Judge tosses EEOC claims against Bloomberg

In a big win for Mayor Bloomberg’s media company, a federal judge on Monday barred the Equal Employment Opportunity Commission from seeking claims on behalf of 32 employees who allege they were discriminated against after getting pregnant.

“The court does not impose this severe sanction lightly and recognizes that certain … claims  may be meritorious but now will never see the inside of a courtroom,” Chief Manhattan federal Judge Loretta Preska wrote in a 30-page ruling siding with Bloomberg LP.

“However, the Court finds that allowing the EEOC to revisit conciliation at this stage of the case—after shirking its prelitigation investigation responsibilities and spurning Bloomberg’s offer of conciliation … would further prejudice Bloomberg.”

In 2011, Preska rejected the EEOC’s claim that Bloomberg regularly discriminated against pregnant women but allowed some individual claims to proceed.

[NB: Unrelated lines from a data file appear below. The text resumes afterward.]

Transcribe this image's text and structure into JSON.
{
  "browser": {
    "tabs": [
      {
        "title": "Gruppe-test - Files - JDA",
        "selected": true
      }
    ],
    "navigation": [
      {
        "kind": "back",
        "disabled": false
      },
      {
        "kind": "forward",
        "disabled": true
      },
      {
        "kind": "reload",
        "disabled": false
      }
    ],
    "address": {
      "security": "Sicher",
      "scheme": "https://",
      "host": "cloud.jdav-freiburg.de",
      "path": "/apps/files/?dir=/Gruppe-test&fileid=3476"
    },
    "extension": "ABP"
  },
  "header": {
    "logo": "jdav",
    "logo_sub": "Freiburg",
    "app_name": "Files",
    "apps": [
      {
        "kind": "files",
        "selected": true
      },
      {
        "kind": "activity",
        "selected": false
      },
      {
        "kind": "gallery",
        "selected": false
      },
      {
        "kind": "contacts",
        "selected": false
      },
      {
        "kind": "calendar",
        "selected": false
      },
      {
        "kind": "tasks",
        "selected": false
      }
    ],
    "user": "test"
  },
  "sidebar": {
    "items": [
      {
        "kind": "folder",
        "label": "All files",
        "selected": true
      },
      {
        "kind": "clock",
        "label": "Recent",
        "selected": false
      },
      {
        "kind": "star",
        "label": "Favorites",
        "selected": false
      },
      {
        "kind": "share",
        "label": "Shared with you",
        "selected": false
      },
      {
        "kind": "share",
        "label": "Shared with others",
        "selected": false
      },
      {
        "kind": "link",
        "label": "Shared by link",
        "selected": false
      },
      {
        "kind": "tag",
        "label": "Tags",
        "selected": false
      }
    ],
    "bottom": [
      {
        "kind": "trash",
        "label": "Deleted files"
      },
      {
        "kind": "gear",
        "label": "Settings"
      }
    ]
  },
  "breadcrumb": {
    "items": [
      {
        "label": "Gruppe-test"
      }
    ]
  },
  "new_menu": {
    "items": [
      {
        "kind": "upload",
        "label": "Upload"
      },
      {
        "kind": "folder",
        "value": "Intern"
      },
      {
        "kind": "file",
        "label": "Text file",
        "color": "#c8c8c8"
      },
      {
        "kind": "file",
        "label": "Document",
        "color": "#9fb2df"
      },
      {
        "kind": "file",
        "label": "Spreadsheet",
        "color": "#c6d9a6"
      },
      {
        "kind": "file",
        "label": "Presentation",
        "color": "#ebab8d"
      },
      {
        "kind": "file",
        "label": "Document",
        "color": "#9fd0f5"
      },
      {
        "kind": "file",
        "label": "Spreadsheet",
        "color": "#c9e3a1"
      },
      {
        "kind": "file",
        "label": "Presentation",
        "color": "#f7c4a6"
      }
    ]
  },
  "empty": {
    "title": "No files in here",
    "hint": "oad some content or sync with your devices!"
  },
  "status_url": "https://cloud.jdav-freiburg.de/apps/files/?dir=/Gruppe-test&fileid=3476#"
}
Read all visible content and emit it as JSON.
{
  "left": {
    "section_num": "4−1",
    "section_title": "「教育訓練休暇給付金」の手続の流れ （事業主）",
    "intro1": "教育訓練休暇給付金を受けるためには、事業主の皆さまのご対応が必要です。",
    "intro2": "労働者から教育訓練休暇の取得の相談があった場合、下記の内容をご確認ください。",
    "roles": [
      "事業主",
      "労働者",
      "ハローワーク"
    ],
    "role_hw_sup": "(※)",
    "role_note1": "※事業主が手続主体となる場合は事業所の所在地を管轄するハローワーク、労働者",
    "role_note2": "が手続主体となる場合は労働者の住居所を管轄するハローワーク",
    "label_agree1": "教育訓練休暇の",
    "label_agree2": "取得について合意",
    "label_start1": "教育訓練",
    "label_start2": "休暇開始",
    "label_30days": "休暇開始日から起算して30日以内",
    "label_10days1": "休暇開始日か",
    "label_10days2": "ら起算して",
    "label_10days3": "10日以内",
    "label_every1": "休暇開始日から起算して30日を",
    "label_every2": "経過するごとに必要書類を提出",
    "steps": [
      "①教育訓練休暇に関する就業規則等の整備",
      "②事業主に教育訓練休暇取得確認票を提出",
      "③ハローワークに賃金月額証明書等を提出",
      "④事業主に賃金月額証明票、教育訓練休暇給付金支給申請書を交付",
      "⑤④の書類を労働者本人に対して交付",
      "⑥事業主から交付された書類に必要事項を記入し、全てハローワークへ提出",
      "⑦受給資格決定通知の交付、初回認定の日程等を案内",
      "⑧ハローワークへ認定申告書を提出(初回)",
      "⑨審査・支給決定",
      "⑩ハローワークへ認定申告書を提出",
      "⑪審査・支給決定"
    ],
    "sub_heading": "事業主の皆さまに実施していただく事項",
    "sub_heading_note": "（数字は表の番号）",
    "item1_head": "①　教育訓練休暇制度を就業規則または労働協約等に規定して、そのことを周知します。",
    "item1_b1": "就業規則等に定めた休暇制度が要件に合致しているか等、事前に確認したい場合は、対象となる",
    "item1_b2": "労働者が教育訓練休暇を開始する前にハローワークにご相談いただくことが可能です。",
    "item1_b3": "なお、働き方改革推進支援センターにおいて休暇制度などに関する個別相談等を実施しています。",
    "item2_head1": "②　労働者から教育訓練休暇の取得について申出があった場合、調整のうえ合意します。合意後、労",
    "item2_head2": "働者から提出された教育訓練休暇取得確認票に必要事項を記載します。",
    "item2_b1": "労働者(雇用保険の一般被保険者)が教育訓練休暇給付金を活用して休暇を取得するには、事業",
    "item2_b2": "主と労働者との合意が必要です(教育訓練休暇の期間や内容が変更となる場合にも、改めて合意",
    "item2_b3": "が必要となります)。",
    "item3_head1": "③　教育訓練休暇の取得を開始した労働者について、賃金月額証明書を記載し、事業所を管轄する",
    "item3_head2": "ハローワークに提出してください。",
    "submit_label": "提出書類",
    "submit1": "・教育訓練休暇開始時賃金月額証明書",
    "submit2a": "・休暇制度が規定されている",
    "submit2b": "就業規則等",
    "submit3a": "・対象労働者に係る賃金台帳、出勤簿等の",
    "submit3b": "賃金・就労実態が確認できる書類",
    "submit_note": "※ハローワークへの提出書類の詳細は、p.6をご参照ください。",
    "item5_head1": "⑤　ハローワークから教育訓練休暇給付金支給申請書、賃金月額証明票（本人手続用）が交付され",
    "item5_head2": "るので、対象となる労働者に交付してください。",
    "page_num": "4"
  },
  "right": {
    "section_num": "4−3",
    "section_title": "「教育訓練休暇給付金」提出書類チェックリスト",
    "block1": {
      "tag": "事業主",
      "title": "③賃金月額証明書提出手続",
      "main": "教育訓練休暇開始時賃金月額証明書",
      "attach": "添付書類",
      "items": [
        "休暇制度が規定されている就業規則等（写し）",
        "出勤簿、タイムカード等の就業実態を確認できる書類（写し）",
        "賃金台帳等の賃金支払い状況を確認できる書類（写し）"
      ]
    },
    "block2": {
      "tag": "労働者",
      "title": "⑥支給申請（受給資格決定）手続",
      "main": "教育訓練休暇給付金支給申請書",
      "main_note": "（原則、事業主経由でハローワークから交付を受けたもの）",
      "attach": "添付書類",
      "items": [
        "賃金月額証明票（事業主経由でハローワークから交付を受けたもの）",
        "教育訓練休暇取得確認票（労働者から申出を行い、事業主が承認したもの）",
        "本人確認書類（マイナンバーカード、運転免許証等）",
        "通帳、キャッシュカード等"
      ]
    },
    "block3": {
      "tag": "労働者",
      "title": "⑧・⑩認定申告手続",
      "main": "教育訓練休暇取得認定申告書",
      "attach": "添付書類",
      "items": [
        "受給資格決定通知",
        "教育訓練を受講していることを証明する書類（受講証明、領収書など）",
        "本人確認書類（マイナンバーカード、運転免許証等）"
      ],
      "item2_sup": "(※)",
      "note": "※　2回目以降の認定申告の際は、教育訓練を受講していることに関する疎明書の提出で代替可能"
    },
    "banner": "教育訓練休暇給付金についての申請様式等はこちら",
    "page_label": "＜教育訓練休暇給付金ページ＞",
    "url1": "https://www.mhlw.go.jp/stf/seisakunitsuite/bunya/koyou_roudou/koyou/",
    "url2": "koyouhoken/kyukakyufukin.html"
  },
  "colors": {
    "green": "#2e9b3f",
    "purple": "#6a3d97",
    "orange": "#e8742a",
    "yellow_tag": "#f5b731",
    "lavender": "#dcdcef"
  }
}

Preska, in a separate 181-page ruling in the six-year-old case, also dismissed claims of pregnancy bias by five other workers against Bloomberg LP, but allowed part of a case by a sixth staffer to move forward.

“We are gratified by the Court’s ruling today which confirms that this case should not have been brought in the first place. Bloomberg is a great place to work and throughout our history we have been well-known for offering some of the most generous employee benefits and policies in corporate America,” said Daniel Doctoroff, CEO and president of Bloomberg LP.

Lawyers for EEOC and the individual plaintiffs did not immediately return messages.